Veuillez consulter le programme pour plus de détails.







Oct 8 2010 11:30AM

Hamid Chinaei
Laboratoire DAMAS
Département d'informatique et de génie logiciel, U. Laval

Inverse Reinforcement Learning for Dialogue Management


Reinforcement Learning (RL) is a learning and planning method which can be used as a formal optimization framework for minimizing a cost function. In particular, it can be used in dialogue management for learning dialogue plans where we deal with the problem of curse of dimensionality in dialog situations. As a result, also the learned dialogue plans are more detailed compared to the hand-crafted ones.
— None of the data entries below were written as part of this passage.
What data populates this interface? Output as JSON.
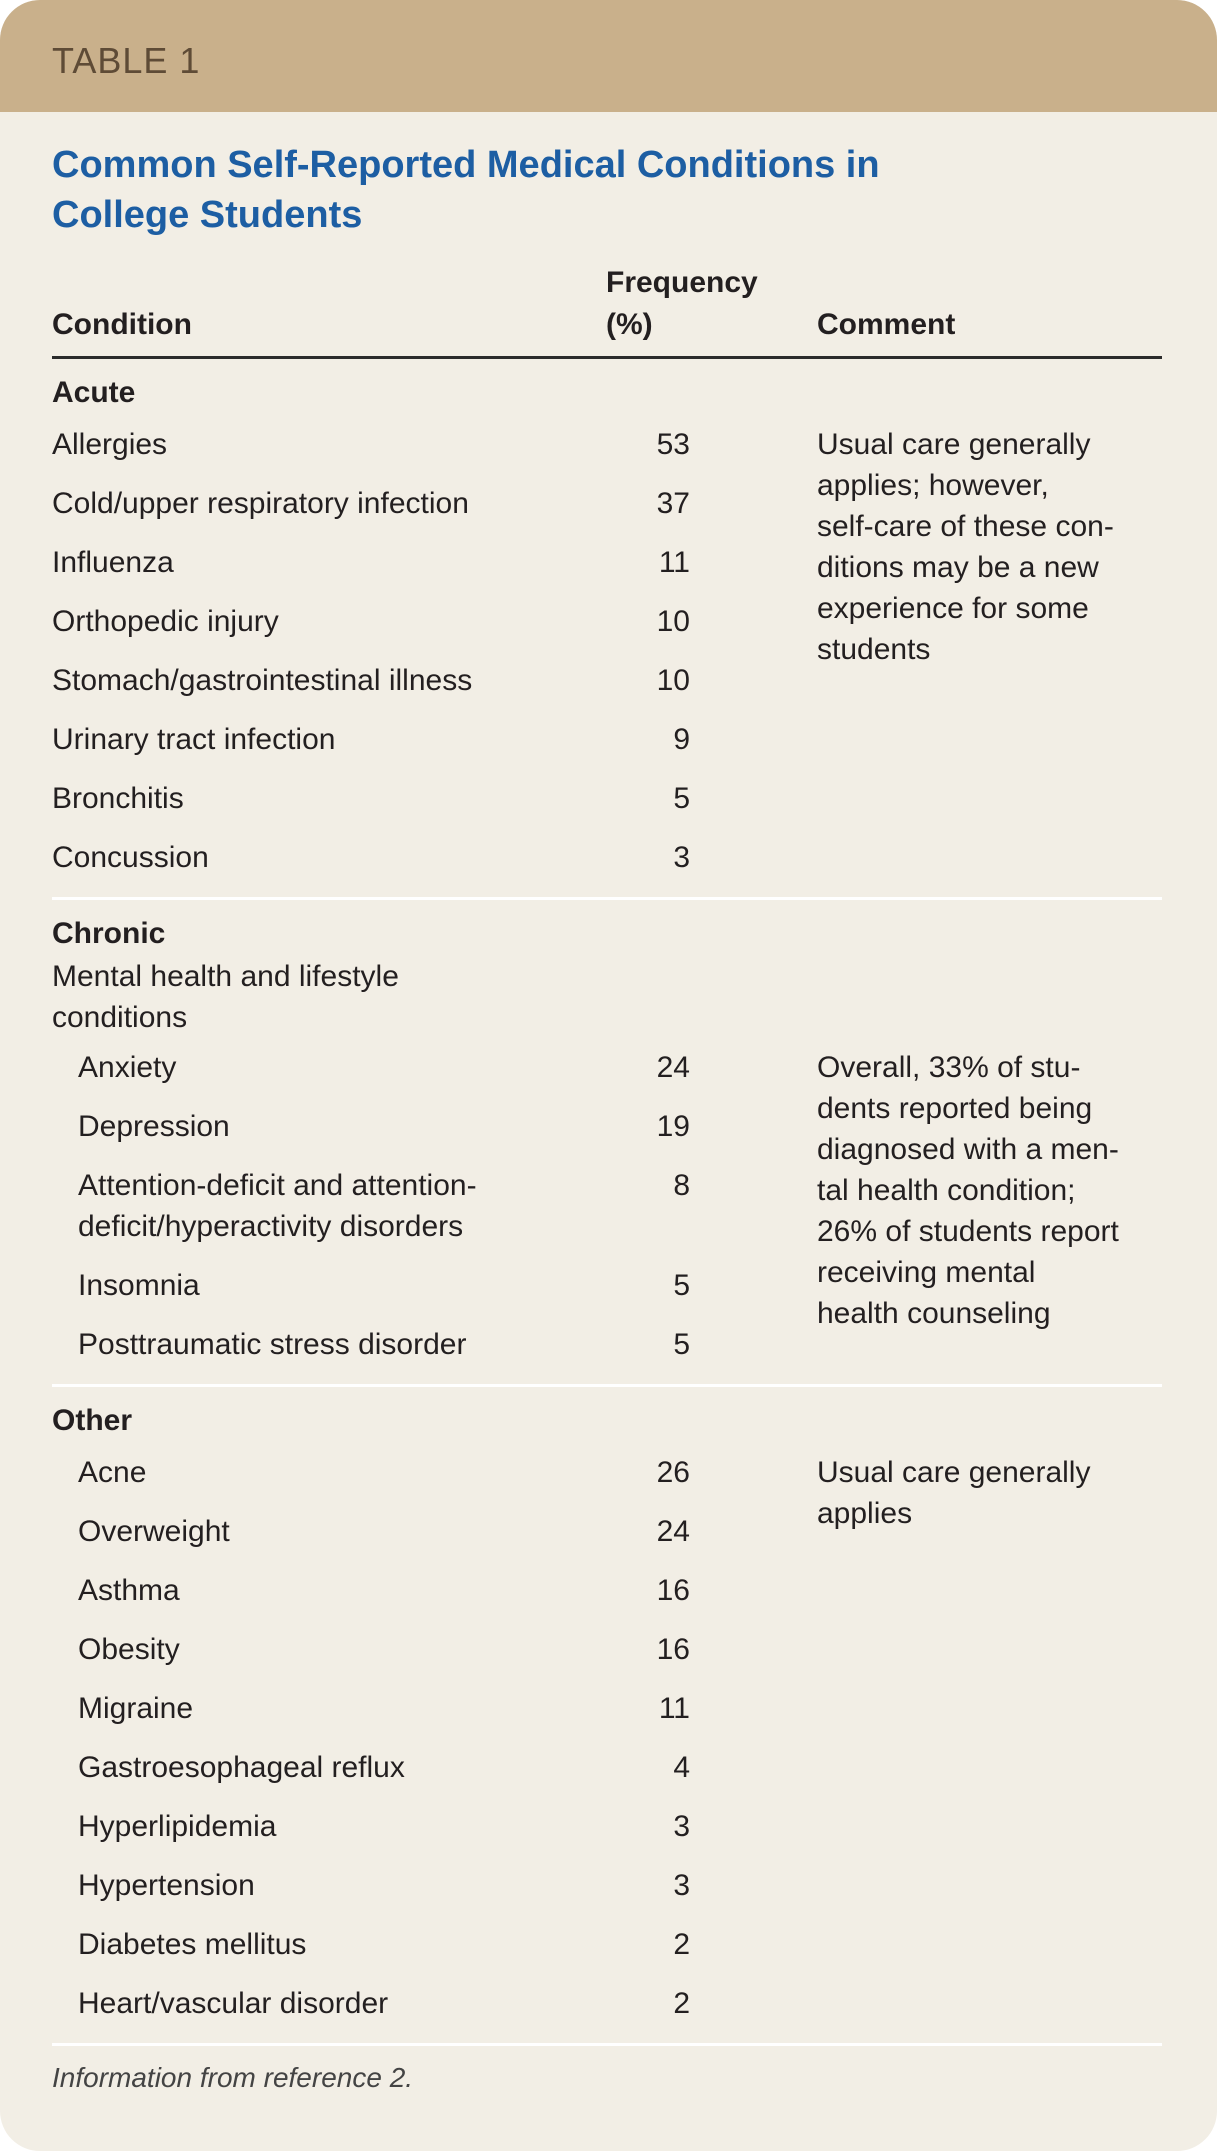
{
  "header": {
    "label": "TABLE 1",
    "title": "Common Self-Reported Medical Conditions in College Students"
  },
  "table": {
    "columns": [
      "Condition",
      "Frequency (%)",
      "Comment"
    ],
    "sections": [
      {
        "label": "Acute",
        "rows": [
          {
            "condition": "Allergies",
            "frequency": 53
          },
          {
            "condition": "Cold/upper respiratory infection",
            "frequency": 37
          },
          {
            "condition": "Influenza",
            "frequency": 11
          },
          {
            "condition": "Orthopedic injury",
            "frequency": 10
          },
          {
            "condition": "Stomach/gastrointestinal illness",
            "frequency": 10
          },
          {
            "condition": "Urinary tract infection",
            "frequency": 9
          },
          {
            "condition": "Bronchitis",
            "frequency": 5
          },
          {
            "condition": "Concussion",
            "frequency": 3
          }
        ],
        "comment": [
          "Usual care generally",
          "applies; however,",
          "self-care of these con-",
          "ditions may be a new",
          "experience for some",
          "students"
        ]
      },
      {
        "label": "Chronic",
        "subheading": "Mental health and lifestyle conditions",
        "rows": [
          {
            "condition": "Anxiety",
            "frequency": 24
          },
          {
            "condition": "Depression",
            "frequency": 19
          },
          {
            "condition": "Attention-deficit and attention-deficit/hyperactivity disorders",
            "frequency": 8
          },
          {
            "condition": "Insomnia",
            "frequency": 5
          },
          {
            "condition": "Posttraumatic stress disorder",
            "frequency": 5
          }
        ],
        "comment": [
          "Overall, 33% of stu-",
          "dents reported being",
          "diagnosed with a men-",
          "tal health condition;",
          "26% of students report",
          "receiving mental",
          "health counseling"
        ]
      },
      {
        "label": "Other",
        "rows": [
          {
            "condition": "Acne",
            "frequency": 26
          },
          {
            "condition": "Overweight",
            "frequency": 24
          },
          {
            "condition": "Asthma",
            "frequency": 16
          },
          {
            "condition": "Obesity",
            "frequency": 16
          },
          {
            "condition": "Migraine",
            "frequency": 11
          },
          {
            "condition": "Gastroesophageal reflux",
            "frequency": 4
          },
          {
            "condition": "Hyperlipidemia",
            "frequency": 3
          },
          {
            "condition": "Hypertension",
            "frequency": 3
          },
          {
            "condition": "Diabetes mellitus",
            "frequency": 2
          },
          {
            "condition": "Heart/vascular disorder",
            "frequency": 2
          }
        ],
        "comment": [
          "Usual care generally",
          "applies"
        ]
      }
    ]
  },
  "footer": "Information from reference 2."
}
However, the numerical assignment of the costs in RL framework is itself hand-crafted. As such, Inverse Reinforcement Learning (IRL) tries to first learn the cost function based on expert behaviour. That is, the cost function which the expert designers implicitly tried to optimize, and is inherent in the dialog trajectories. In this presentation, I briefly go through reinforcement learning for dialogue management followed by what Inverse Reinforcement Learning is. Then, I describe two IRL algorithms: the first one uses a complete 'oracle' model of the user and system, and the second is designed to use only logs of users interacting with a deployed system.. Finally, I explain the experiments we did on toy problems followed by discussion at the end.